In the underlying case, West Main Townhomes, LLC (developer), filed a petition for an alternative writ of mandamus to compel the city to approve an application for a permit allowing a multifamily apartment complex. ORS 227.179 (authorizing applicant to file mandamus if governing body has not taken final action on application). At the mandamus hearing, developer argued that the Medford Code (MC) provision governing development proposals, MC 10.453, was impermissibly vague under ORS 227.173. MC 10.453 provides:

“All development shall be consistent with an adopted neighborhood circulation plan when such a plan is available for the project area. In such cases, the approving authority must find that proposed transportation improvements are consistent with the principles and objectives of the neighborhood circulation plan. Features, such as street arrangement and location, may depart from the adopted plan if it can be found that the principles and objectives of the adopted plan will be carried out. If a neighborhood circulation plan does not exist, it shall be the developer’s responsibility to demonstrate, prior to approval of a plan authorization, that development of the project site will not impair the future development of a comprehensive neighborhood circulation system.”

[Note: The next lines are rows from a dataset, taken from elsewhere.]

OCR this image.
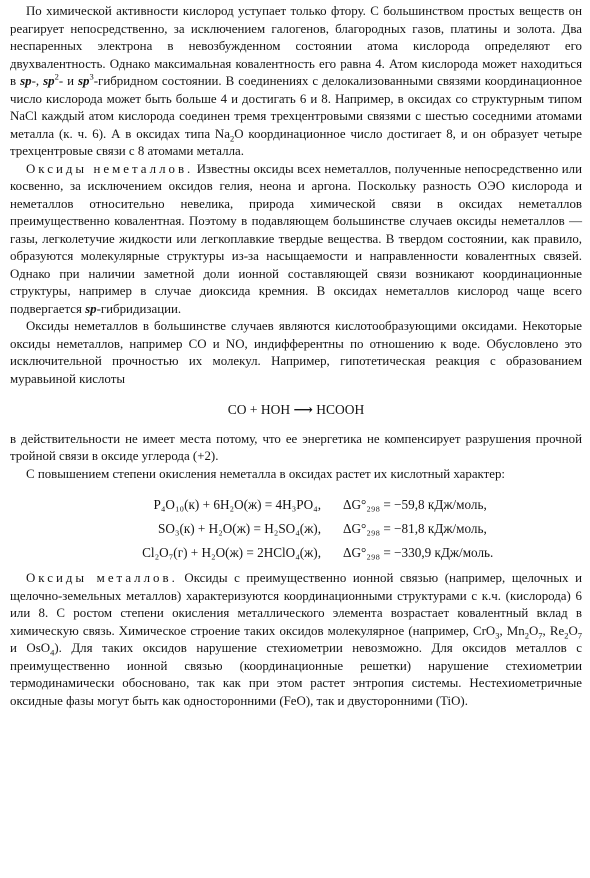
По химической активности кислород уступает только фтору. С большинством простых веществ он реагирует непосредственно, за исключением галогенов, благородных газов, платины и золота. Два неспаренных электрона в невозбужденном состоянии атома кислорода определяют его двухвалентность. Однако максимальная ковалентность его равна 4. Атом кислорода может находиться в sp-, $sp^2-$ и $sp^3$-гибридном состоянии. В соединениях с делокализованными связями координационное число кислорода может быть больше 4 и достигать 6 и 8. Например, в оксидах со структурным типом NaCl каждый атом кислорода соединен тремя трехцентровыми связями с шестью соседними атомами металла (к. ч. 6). А в оксидах типа $Na_2O$ координационное число достигает 8, и он образует четыре трехцентровые связи с 8 атомами металла.

Оксиды неметаллов. Известны оксиды всех неметаллов, полученные непосредственно или косвенно, за исключением оксидов гелия, неона и аргона. Поскольку разность ОЭО кислорода и неметаллов относительно невелика, природа химической связи в оксидах неметаллов преимущественно ковалентная. Поэтому в подавляющем большинстве случаев оксиды неметаллов — газы, легколетучие жидкости или легкоплавкие твердые вещества. В твердом состоянии, как правило, образуются молекулярные структуры из-за насыщаемости и направленности ковалентных связей. Однако при наличии заметной доли ионной составляющей связи возникают координационные структуры, например в случае диоксида кремния. В оксидах неметаллов кислород чаще всего подвергается sp-гибридизации.

Оксиды неметаллов в большинстве случаев являются кислотообразующими оксидами. Некоторые оксиды неметаллов, например CO и NO, индифферентны по отношению к воде. Обусловлено это исключительной прочностью их молекул. Например, гипотетическая реакция с образованием муравьиной кислоты

CO + HOH ⟶ HCOOH

в действительности не имеет места потому, что ее энергетика не компенсирует разрушения прочной тройной связи в оксиде углерода (+2).

С повышением степени окисления неметалла в оксидах растет их кислотный характер:

P₄O₁₀(к) + 6H₂O(ж) = 4H₃PO₄,	ΔG°₂₉₈ = −59,8 кДж/моль,
SO₃(к) + H₂O(ж) = H₂SO₄(ж),	ΔG°₂₉₈ = −81,8 кДж/моль,
Cl₂O₇(г) + H₂O(ж) = 2HClO₄(ж),	ΔG°₂₉₈ = −330,9 кДж/моль.

Оксиды металлов. Оксиды с преимущественно ионной связью (например, щелочных и щелочно-земельных металлов) характеризуются координационными структурами с к.ч. (кислорода) 6 или 8. С ростом степени окисления металлического элемента возрастает ковалентный вклад в химическую связь. Химическое строение таких оксидов молекулярное (например, CrO$_3$, $Mn_2O_7$, $Re_2O_7$ и OsO$_4$). Для таких оксидов нарушение стехиометрии невозможно. Для оксидов металлов с преимущественно ионной связью (координационные решетки) нарушение стехиометрии термодинамически обосновано, так как при этом растет энтропия системы. Нестехиометричные оксидные фазы могут быть как односторонними (FeO), так и двусторонними (TiO).
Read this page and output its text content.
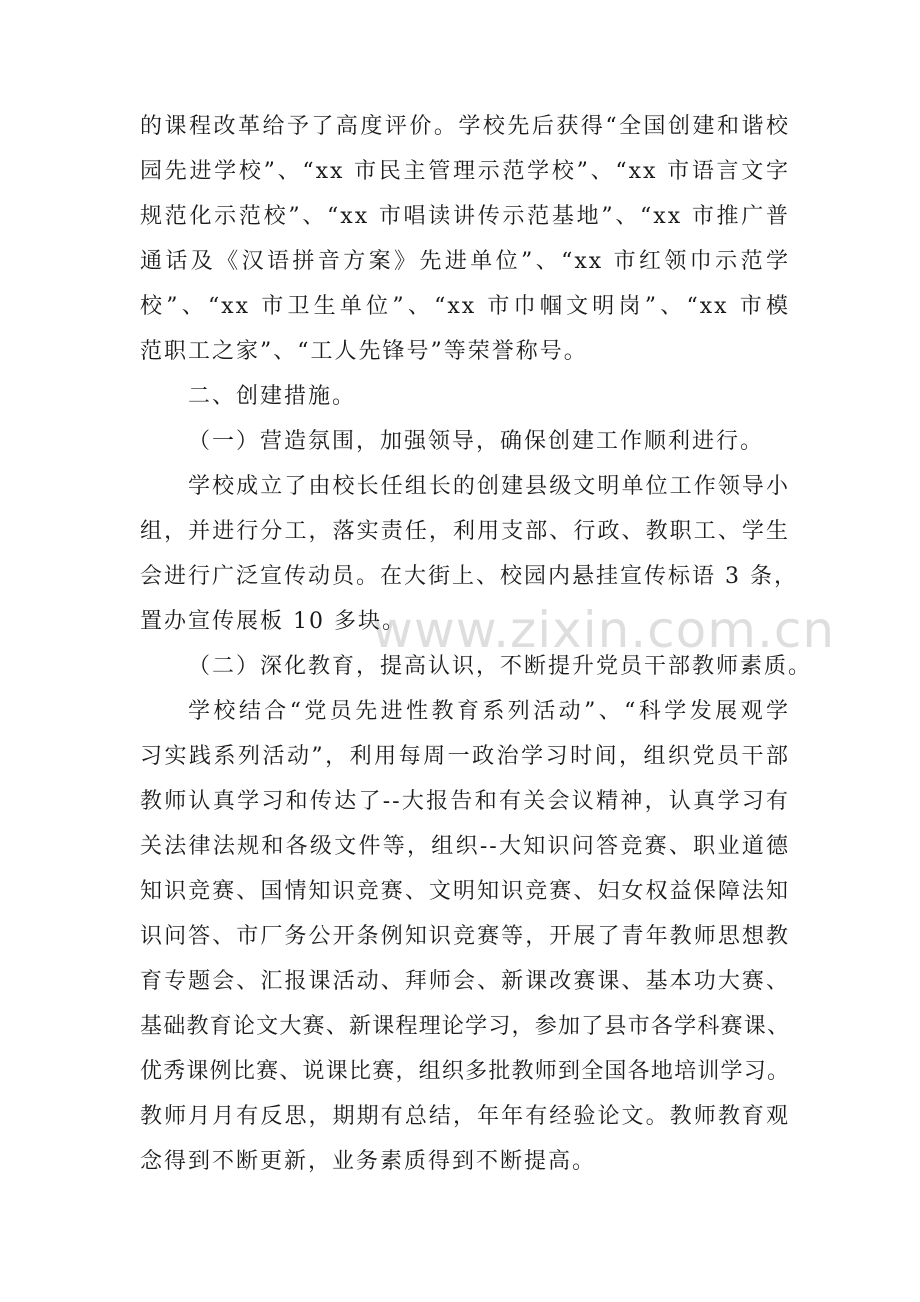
www.zixin.com.cn
的课程改革给予了高度评价。学校先后获得“全国创建和谐校
园先进学校”、“xx 市民主管理示范学校”、“xx 市语言文字
规范化示范校”、“xx 市唱读讲传示范基地”、“xx 市推广普
通话及《汉语拼音方案》先进单位”、“xx 市红领巾示范学
校”、“xx 市卫生单位”、“xx 市巾帼文明岗”、“xx 市模
范职工之家”、“工人先锋号”等荣誉称号。
二、创建措施。
（一）营造氛围，加强领导，确保创建工作顺利进行。
学校成立了由校长任组长的创建县级文明单位工作领导小
组，并进行分工，落实责任，利用支部、行政、教职工、学生
会进行广泛宣传动员。在大街上、校园内悬挂宣传标语 3 条，
置办宣传展板 10 多块。
（二）深化教育，提高认识，不断提升党员干部教师素质。
学校结合“党员先进性教育系列活动”、“科学发展观学
习实践系列活动”，利用每周一政治学习时间，组织党员干部
教师认真学习和传达了--大报告和有关会议精神，认真学习有
关法律法规和各级文件等，组织--大知识问答竞赛、职业道德
知识竞赛、国情知识竞赛、文明知识竞赛、妇女权益保障法知
识问答、市厂务公开条例知识竞赛等，开展了青年教师思想教
育专题会、汇报课活动、拜师会、新课改赛课、基本功大赛、
基础教育论文大赛、新课程理论学习，参加了县市各学科赛课、
优秀课例比赛、说课比赛，组织多批教师到全国各地培训学习。
教师月月有反思，期期有总结，年年有经验论文。教师教育观
念得到不断更新，业务素质得到不断提高。
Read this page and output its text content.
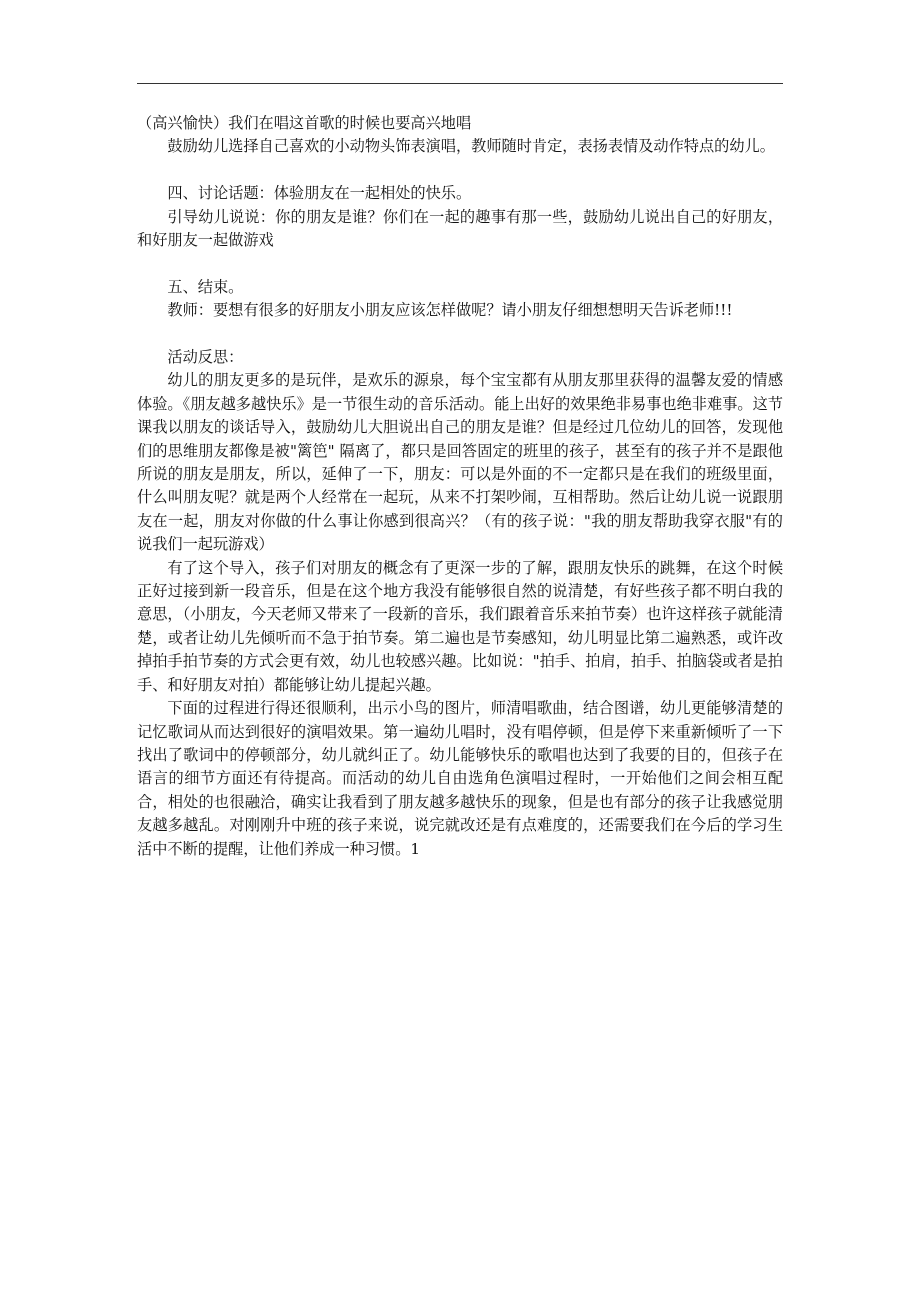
（高兴愉快）我们在唱这首歌的时候也要高兴地唱

鼓励幼儿选择自己喜欢的小动物头饰表演唱，教师随时肯定，表扬表情及动作特点的幼儿。

四、讨论话题：体验朋友在一起相处的快乐。

引导幼儿说说：你的朋友是谁？你们在一起的趣事有那一些，鼓励幼儿说出自己的好朋友，和好朋友一起做游戏

五、结束。

教师：要想有很多的好朋友小朋友应该怎样做呢？请小朋友仔细想想明天告诉老师!!!

活动反思：

幼儿的朋友更多的是玩伴，是欢乐的源泉，每个宝宝都有从朋友那里获得的温馨友爱的情感体验。《朋友越多越快乐》是一节很生动的音乐活动。能上出好的效果绝非易事也绝非难事。这节课我以朋友的谈话导入，鼓励幼儿大胆说出自己的朋友是谁？但是经过几位幼儿的回答，发现他们的思维朋友都像是被"篱笆" 隔离了，都只是回答固定的班里的孩子，甚至有的孩子并不是跟他所说的朋友是朋友，所以，延伸了一下，朋友：可以是外面的不一定都只是在我们的班级里面，什么叫朋友呢？就是两个人经常在一起玩，从来不打架吵闹，互相帮助。然后让幼儿说一说跟朋友在一起，朋友对你做的什么事让你感到很高兴？（有的孩子说："我的朋友帮助我穿衣服"有的说我们一起玩游戏）

有了这个导入，孩子们对朋友的概念有了更深一步的了解，跟朋友快乐的跳舞，在这个时候正好过接到新一段音乐，但是在这个地方我没有能够很自然的说清楚，有好些孩子都不明白我的意思，（小朋友，今天老师又带来了一段新的音乐，我们跟着音乐来拍节奏）也许这样孩子就能清楚，或者让幼儿先倾听而不急于拍节奏。第二遍也是节奏感知，幼儿明显比第二遍熟悉，或许改掉拍手拍节奏的方式会更有效，幼儿也较感兴趣。比如说："拍手、拍肩，拍手、拍脑袋或者是拍手、和好朋友对拍）都能够让幼儿提起兴趣。

下面的过程进行得还很顺利，出示小鸟的图片，师清唱歌曲，结合图谱，幼儿更能够清楚的记忆歌词从而达到很好的演唱效果。第一遍幼儿唱时，没有唱停顿，但是停下来重新倾听了一下找出了歌词中的停顿部分，幼儿就纠正了。幼儿能够快乐的歌唱也达到了我要的目的，但孩子在语言的细节方面还有待提高。而活动的幼儿自由选角色演唱过程时，一开始他们之间会相互配合，相处的也很融洽，确实让我看到了朋友越多越快乐的现象，但是也有部分的孩子让我感觉朋友越多越乱。对刚刚升中班的孩子来说，说完就改还是有点难度的，还需要我们在今后的学习生活中不断的提醒，让他们养成一种习惯。1
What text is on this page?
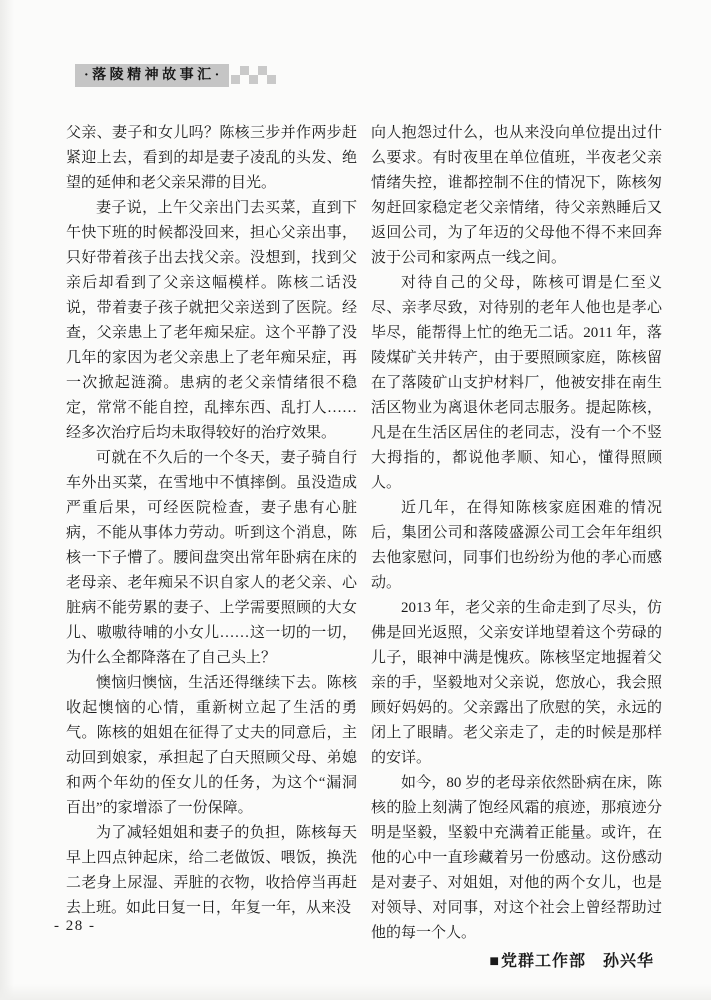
·落陵精神故事汇·

父亲、妻子和女儿吗？陈核三步并作两步赶紧迎上去，看到的却是妻子凌乱的头发、绝望的延伸和老父亲呆滞的目光。

妻子说，上午父亲出门去买菜，直到下午快下班的时候都没回来，担心父亲出事，只好带着孩子出去找父亲。没想到，找到父亲后却看到了父亲这幅模样。陈核二话没说，带着妻子孩子就把父亲送到了医院。经查，父亲患上了老年痴呆症。这个平静了没几年的家因为老父亲患上了老年痴呆症，再一次掀起涟漪。患病的老父亲情绪很不稳定，常常不能自控，乱摔东西、乱打人……经多次治疗后均未取得较好的治疗效果。

可就在不久后的一个冬天，妻子骑自行车外出买菜，在雪地中不慎摔倒。虽没造成严重后果，可经医院检查，妻子患有心脏病，不能从事体力劳动。听到这个消息，陈核一下子懵了。腰间盘突出常年卧病在床的老母亲、老年痴呆不识自家人的老父亲、心脏病不能劳累的妻子、上学需要照顾的大女儿、嗷嗷待哺的小女儿……这一切的一切，为什么全都降落在了自己头上？

懊恼归懊恼，生活还得继续下去。陈核收起懊恼的心情，重新树立起了生活的勇气。陈核的姐姐在征得了丈夫的同意后，主动回到娘家，承担起了白天照顾父母、弟媳和两个年幼的侄女儿的任务，为这个“漏洞百出”的家增添了一份保障。

为了减轻姐姐和妻子的负担，陈核每天早上四点钟起床，给二老做饭、喂饭，换洗二老身上尿湿、弄脏的衣物，收拾停当再赶去上班。如此日复一日，年复一年，从来没

向人抱怨过什么，也从来没向单位提出过什么要求。有时夜里在单位值班，半夜老父亲情绪失控，谁都控制不住的情况下，陈核匆匆赶回家稳定老父亲情绪，待父亲熟睡后又返回公司，为了年迈的父母他不得不来回奔波于公司和家两点一线之间。

对待自己的父母，陈核可谓是仁至义尽、亲孝尽致，对待别的老年人他也是孝心毕尽，能帮得上忙的绝无二话。2011 年，落陵煤矿关井转产，由于要照顾家庭，陈核留在了落陵矿山支护材料厂，他被安排在南生活区物业为离退休老同志服务。提起陈核，凡是在生活区居住的老同志，没有一个不竖大拇指的，都说他孝顺、知心，懂得照顾人。

近几年，在得知陈核家庭困难的情况后，集团公司和落陵盛源公司工会年年组织去他家慰问，同事们也纷纷为他的孝心而感动。

2013 年，老父亲的生命走到了尽头，仿佛是回光返照，父亲安详地望着这个劳碌的儿子，眼神中满是愧疚。陈核坚定地握着父亲的手，坚毅地对父亲说，您放心，我会照顾好妈妈的。父亲露出了欣慰的笑，永远的闭上了眼睛。老父亲走了，走的时候是那样的安详。

如今，80 岁的老母亲依然卧病在床，陈核的脸上刻满了饱经风霜的痕迹，那痕迹分明是坚毅，坚毅中充满着正能量。或许，在他的心中一直珍藏着另一份感动。这份感动是对妻子、对姐姐，对他的两个女儿，也是对领导、对同事，对这个社会上曾经帮助过他的每一个人。

■党群工作部　孙兴华

- 28 -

(Emphasis added.) ORS 227.173 provides:

“(1) Approval or denial of a discretionary permit application shall be based on standards and criteria, which shall be set forth in the development ordinance and which shall relate approval or denial of a discretionary permit application to the development ordinance and to the comprehensive plan for the area in which the development would occur and to the development ordinance and comprehensive plan for the city as a whole.
“(2) When an ordinance establishing approval standards is required under ORS 197.307 to provide only clear and objective standards, the standards must be clear and objective on the face of the ordinance.”

The trial court dismissed the petition, explaining in a letter opinion that MC 10.453 was not impermissibly vague. We disagreed. In our opinion reversing the trial court, we concluded that MC 10.453 was impermissibly vague, in that it required the developer to conform its application to a city plan before that plan existed. State ex rel West Main Townhomes, 233 Or App at 48. We held the city to the standard set out in ORS 227.173(2), above: “clear and objective.”

In its petition for reconsideration, the city points out that ORS 227.173(2) and the “clear and objective” language that it contains apply only to aesthetic and appearance standards for certain middle- and low-income housing projects and is therefore inapplicable in the present case. The city is correct.

We nonetheless adhere to our former opinion. Although ORS 227.173(2) does not apply to developer’s application, we have held that ORS 227.173(1), which does apply, requires “standards that are clear enough for an applicant to know what he must show during the application process.” Lee v. City of Portland, 57 Or App 798, 802, 646 P2d 662 (1982). We therefore modify our former opinion to delete references to ORS 227.173(2), and to substitute for them references to ORS 227.173(1) as construed in Lee.

The city seeks reconsideration on two other grounds as well. It argues, first, that we erred in failing to consider certain documents that were before us. However, those documents were not in the trial court record designated on appeal, and, for that reason, we cannot consider them. Second, the city disagrees with our reading of Lee. We are not persuaded that our interpretation is wrong.

Reconsideration allowed; former opinion modified and adhered to as modified.